About Doug Mataconis
Doug holds a B.A. in Political Science from Rutgers University and J.D. from George Mason University School of Law. He joined the staff of OTB in May, 2010 and also writes at Below The Beltway. Follow Doug on Twitter | Facebook

Comments

  1. anjin-san says:

    They can’t help themselves. A moth to a flame…

    Highly-rated. Helpful or Unhelpful: Thumb up 34 Thumb down 4

  2. C. Clavin says:

    Oh my…I certainly hope so.

    Why wouldn’t we impeach this president for not protecting and defending Americans in the bloodbath known as Benghazi?”

    I mean seriously…why wasn’t Obama out there himself…maybe with a bullhorn saying he’d chase them out of their caves…oh wait…

    Highly-rated. Helpful or Unhelpful: Thumb up 23 Thumb down 1

  3. Mu says:

    I’m not following the current conspiracy literature, what impeachable crimes are they going to claim for the Benghazi affair?

    Highly-rated. Helpful or Unhelpful: Thumb up 34 Thumb down 3

  4. Moosebreath says:

    “Second, there are still many people on the right who remember the Clinton impeachment of 1998-99 and the damage that it ended up doing to the GOP on the eve of a Presidential election.”
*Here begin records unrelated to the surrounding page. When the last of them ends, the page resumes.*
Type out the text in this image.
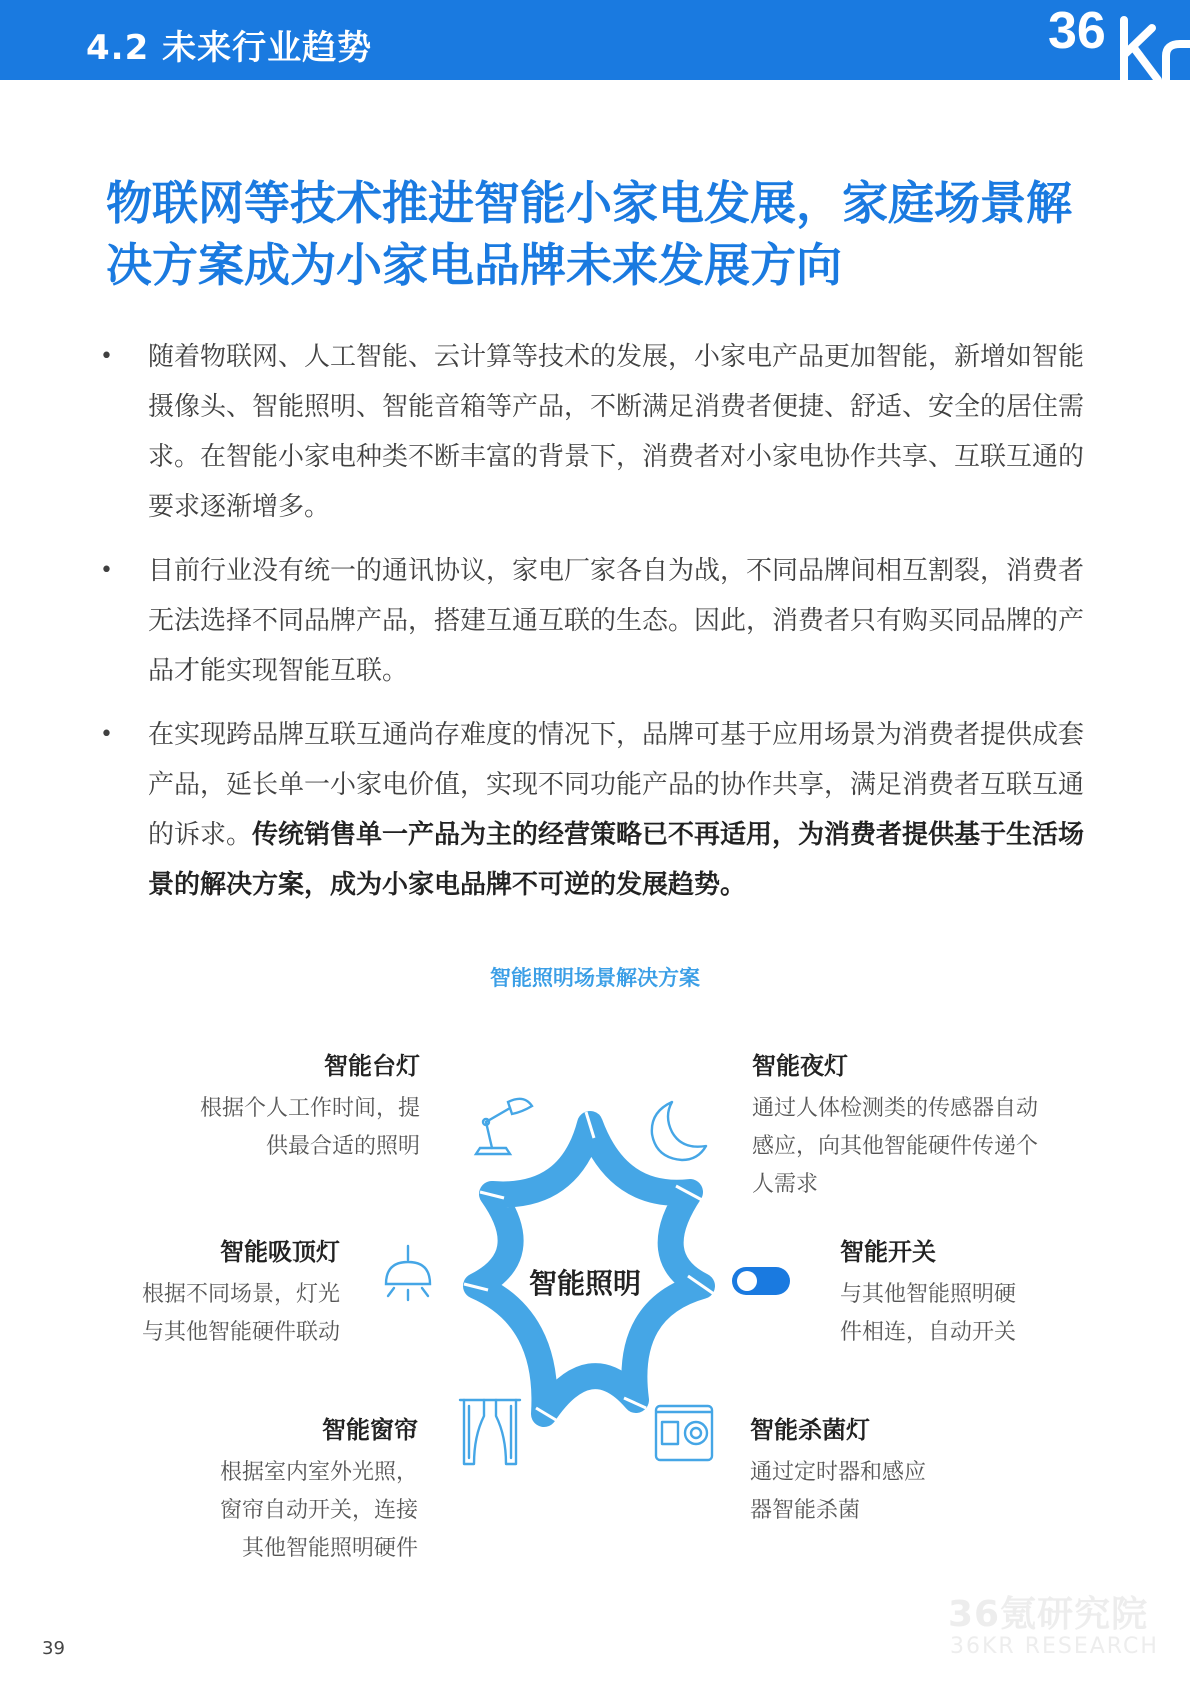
4.2 未来行业趋势	36
物联网等技术推进智能小家电发展，家庭场景解决方案成为小家电品牌未来发展方向
• 随着物联网、人工智能、云计算等技术的发展，小家电产品更加智能，新增如智能摄像头、智能照明、智能音箱等产品，不断满足消费者便捷、舒适、安全的居住需求。在智能小家电种类不断丰富的背景下，消费者对小家电协作共享、互联互通的要求逐渐增多。
• 目前行业没有统一的通讯协议，家电厂家各自为战，不同品牌间相互割裂，消费者无法选择不同品牌产品，搭建互通互联的生态。因此，消费者只有购买同品牌的产品才能实现智能互联。
• 在实现跨品牌互联互通尚存难度的情况下，品牌可基于应用场景为消费者提供成套产品，延长单一小家电价值，实现不同功能产品的协作共享，满足消费者互联互通的诉求。传统销售单一产品为主的经营策略已不再适用，为消费者提供基于生活场景的解决方案，成为小家电品牌不可逆的发展趋势。
智能照明场景解决方案
智能照明
智能台灯
根据个人工作时间，提
供最合适的照明
智能夜灯
通过人体检测类的传感器自动
感应，向其他智能硬件传递个
人需求
智能吸顶灯
根据不同场景，灯光
与其他智能硬件联动
智能开关
与其他智能照明硬
件相连，自动开关
智能窗帘
根据室内室外光照，
窗帘自动开关，连接
其他智能照明硬件
智能杀菌灯
通过定时器和感应
器智能杀菌
39
36氪研究院
36KR RESEARCH
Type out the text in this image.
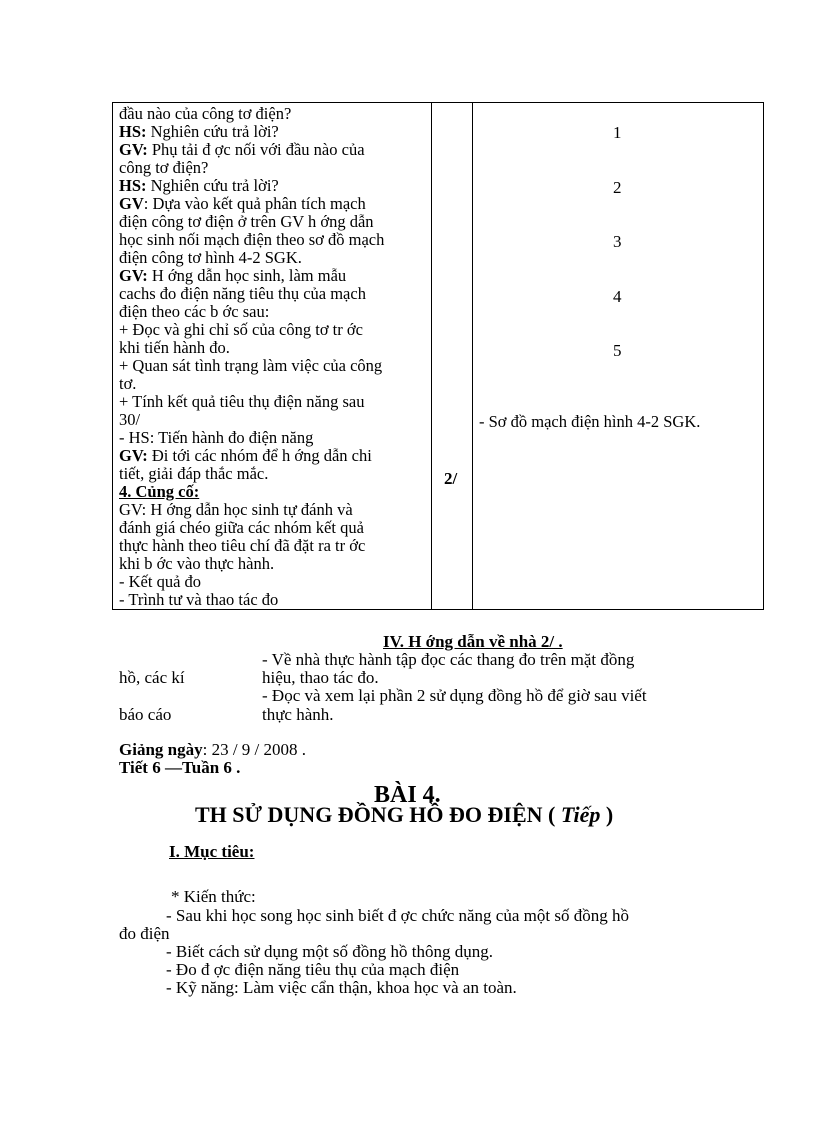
đầu nào của công tơ điện?
HS: Nghiên cứu trả lời?
GV: Phụ tải đ ợc nối với đầu nào của
công tơ điện?
HS: Nghiên cứu trả lời?
GV: Dựa vào kết quả phân tích mạch
điện công tơ điện ở trên GV h ớng dẫn
học sinh nối mạch điện theo sơ đồ mạch
điện công tơ hình 4-2 SGK.
GV: H ớng dẫn học sinh, làm mẫu
cachs đo điện năng tiêu thụ của mạch
điện theo các b ớc sau:
+ Đọc và ghi chỉ số của công tơ tr ớc
khi tiến hành đo.
+ Quan sát tình trạng làm việc của công
tơ.
+ Tính kết quả tiêu thụ điện năng sau
30/
- HS: Tiến hành đo điện năng
GV: Đi tới các nhóm để h ớng dẫn chi
tiết, giải đáp thắc mắc.
4. Củng cố:
GV: H ớng dẫn học sinh tự đánh và
đánh giá chéo giữa các nhóm kết quả
thực hành theo tiêu chí đã đặt ra tr ớc
khi b ớc vào thực hành.
- Kết quả đo
- Trình tư và thao tác đo
2/
1
2
3
4
5
- Sơ đồ mạch điện hình 4-2 SGK.
IV. H ớng dẫn về nhà 2/ .
- Về nhà thực hành tập đọc các thang đo trên mặt đồng
hiệu, thao tác đo.
hồ, các kí
- Đọc và xem lại phần 2 sử dụng đồng hồ để giờ sau viết
báo cáo	thực hành.
Giảng ngày: 23 / 9 / 2008 .
Tiết 6 —Tuần 6 .
BÀI 4.
TH SỬ DỤNG ĐỒNG HỒ ĐO ĐIỆN ( Tiếp )
I. Mục tiêu:
* Kiến thức:
- Sau khi học song học sinh biết đ ợc chức năng của một số đồng hồ
đo điện
- Biết cách sử dụng một số đồng hồ thông dụng.
- Đo đ ợc điện năng tiêu thụ của mạch điện
- Kỹ năng: Làm việc cẩn thận, khoa học và an toàn.
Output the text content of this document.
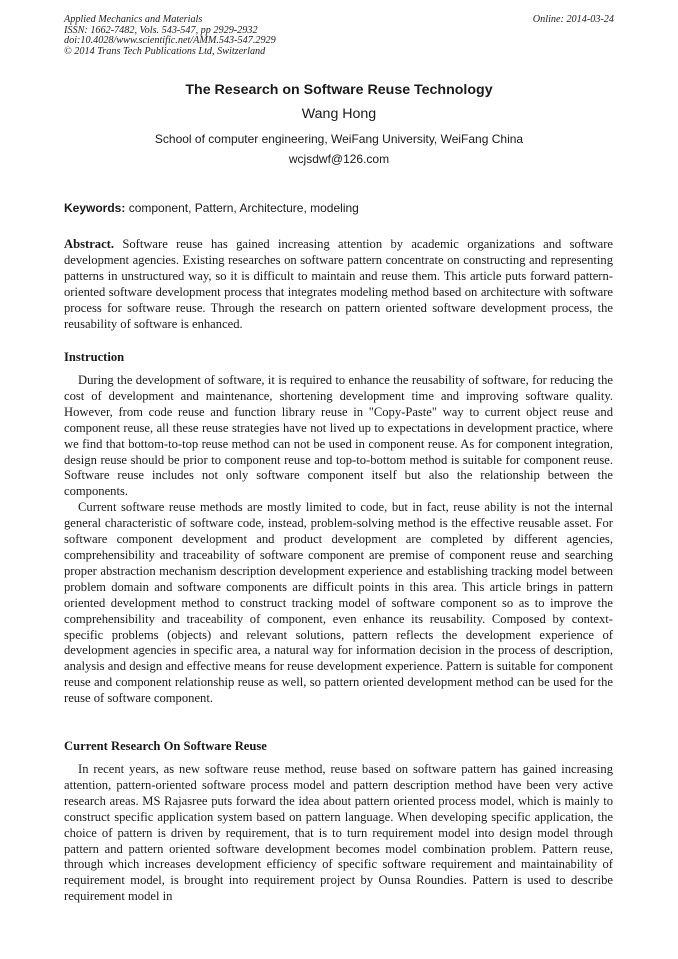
Applied Mechanics and Materials
ISSN: 1662-7482, Vols. 543-547, pp 2929-2932
doi:10.4028/www.scientific.net/AMM.543-547.2929
© 2014 Trans Tech Publications Ltd, Switzerland
Online: 2014-03-24
The Research on Software Reuse Technology
Wang Hong
School of computer engineering, WeiFang University, WeiFang China
wcjsdwf@126.com
Keywords: component, Pattern, Architecture, modeling

Abstract. Software reuse has gained increasing attention by academic organizations and software development agencies. Existing researches on software pattern concentrate on constructing and representing patterns in unstructured way, so it is difficult to maintain and reuse them. This article puts forward pattern-oriented software development process that integrates modeling method based on architecture with software process for software reuse. Through the research on pattern oriented software development process, the reusability of software is enhanced.

Instruction

During the development of software, it is required to enhance the reusability of software, for reducing the cost of development and maintenance, shortening development time and improving software quality. However, from code reuse and function library reuse in "Copy-Paste" way to current object reuse and component reuse, all these reuse strategies have not lived up to expectations in development practice, where we find that bottom-to-top reuse method can not be used in component reuse. As for component integration, design reuse should be prior to component reuse and top-to-bottom method is suitable for component reuse. Software reuse includes not only software component itself but also the relationship between the components.

Current software reuse methods are mostly limited to code, but in fact, reuse ability is not the internal general characteristic of software code, instead, problem-solving method is the effective reusable asset. For software component development and product development are completed by different agencies, comprehensibility and traceability of software component are premise of component reuse and searching proper abstraction mechanism description development experience and establishing tracking model between problem domain and software components are difficult points in this area. This article brings in pattern oriented development method to construct tracking model of software component so as to improve the comprehensibility and traceability of component, even enhance its reusability. Composed by context-specific problems (objects) and relevant solutions, pattern reflects the development experience of development agencies in specific area, a natural way for information decision in the process of description, analysis and design and effective means for reuse development experience. Pattern is suitable for component reuse and component relationship reuse as well, so pattern oriented development method can be used for the reuse of software component.

Current Research On Software Reuse

In recent years, as new software reuse method, reuse based on software pattern has gained increasing attention, pattern-oriented software process model and pattern description method have been very active research areas. MS Rajasree puts forward the idea about pattern oriented process model, which is mainly to construct specific application system based on pattern language. When developing specific application, the choice of pattern is driven by requirement, that is to turn requirement model into design model through pattern and pattern oriented software development becomes model combination problem. Pattern reuse, through which increases development efficiency of specific software requirement and maintainability of requirement model, is brought into requirement project by Ounsa Roundies. Pattern is used to describe requirement model in
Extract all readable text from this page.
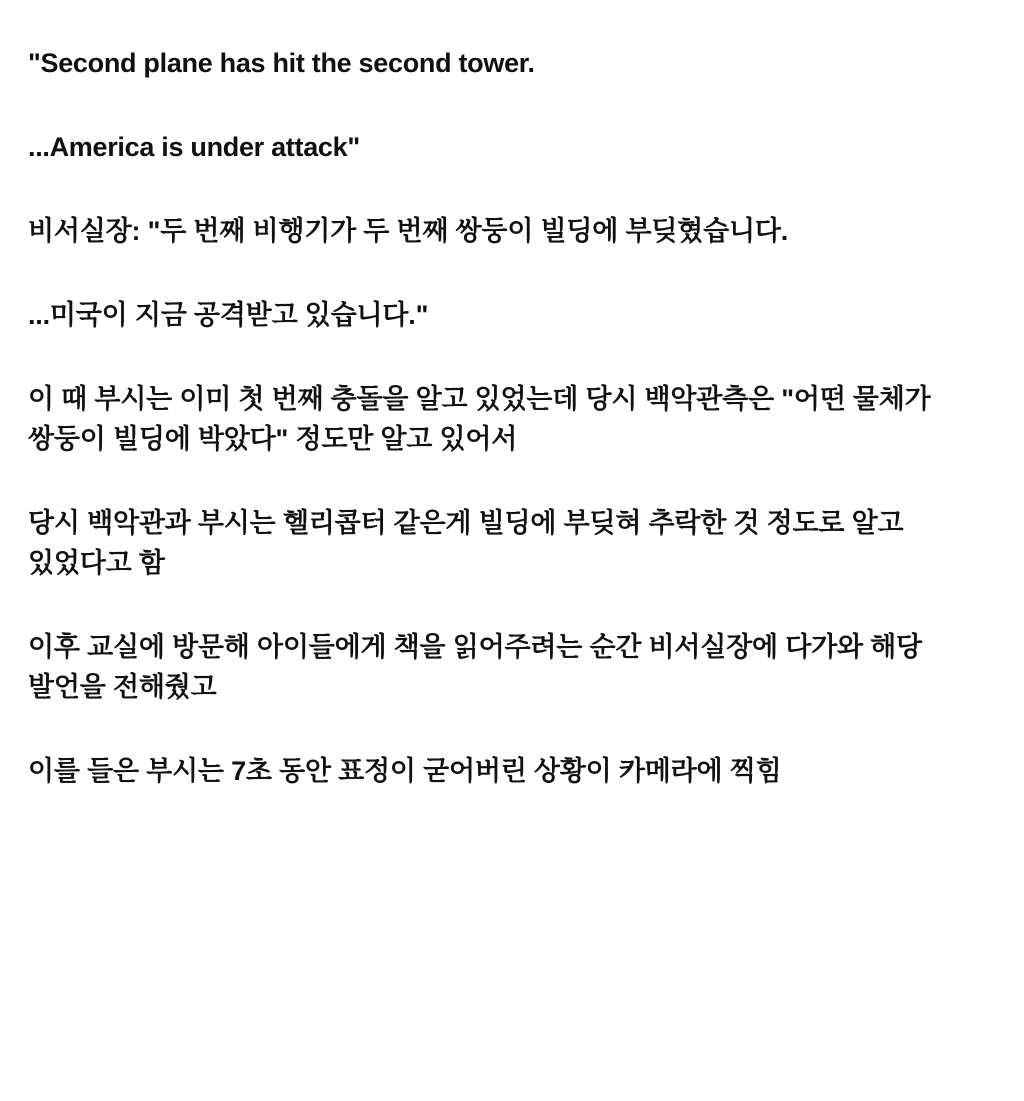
"Second plane has hit the second tower.

...America is under attack"

비서실장: "두 번째 비행기가 두 번째 쌍둥이 빌딩에 부딪혔습니다.

...미국이 지금 공격받고 있습니다."

이 때 부시는 이미 첫 번째 충돌을 알고 있었는데 당시 백악관측은 "어떤 물체가 쌍둥이 빌딩에 박았다" 정도만 알고 있어서

당시 백악관과 부시는 헬리콥터 같은게 빌딩에 부딪혀 추락한 것 정도로 알고 있었다고 함

이후 교실에 방문해 아이들에게 책을 읽어주려는 순간 비서실장에 다가와 해당 발언을 전해줬고

이를 들은 부시는 7초 동안 표정이 굳어버린 상황이 카메라에 찍힘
    You mean the following Presidential election that the Republicans won, in significant part because the Democratic nominee did not campaign with Clinton due to the negative image of Clinton following his impeachment?

    And of course, Jon Chait predicted it

    Like or Dislike: Thumb up 12 Thumb down 0

  5. Kylopod says:

    Here’s the question I have: if impeachment is just around the corner, why haven’t they done it already? Even if Republicans gain control of the Senate this year, that changes practically nothing, since conviction requires two-thirds of the chamber. Are Republicans who listen only to FOX gullible enough to believe that winning a Senate majority alone will enable them to remove Obama from office? Undoubtedly. But I think the House leadership (if it can be called that) knows better, and if they were willing to go down such a pointless and self-destructive path, they’d have done it by now.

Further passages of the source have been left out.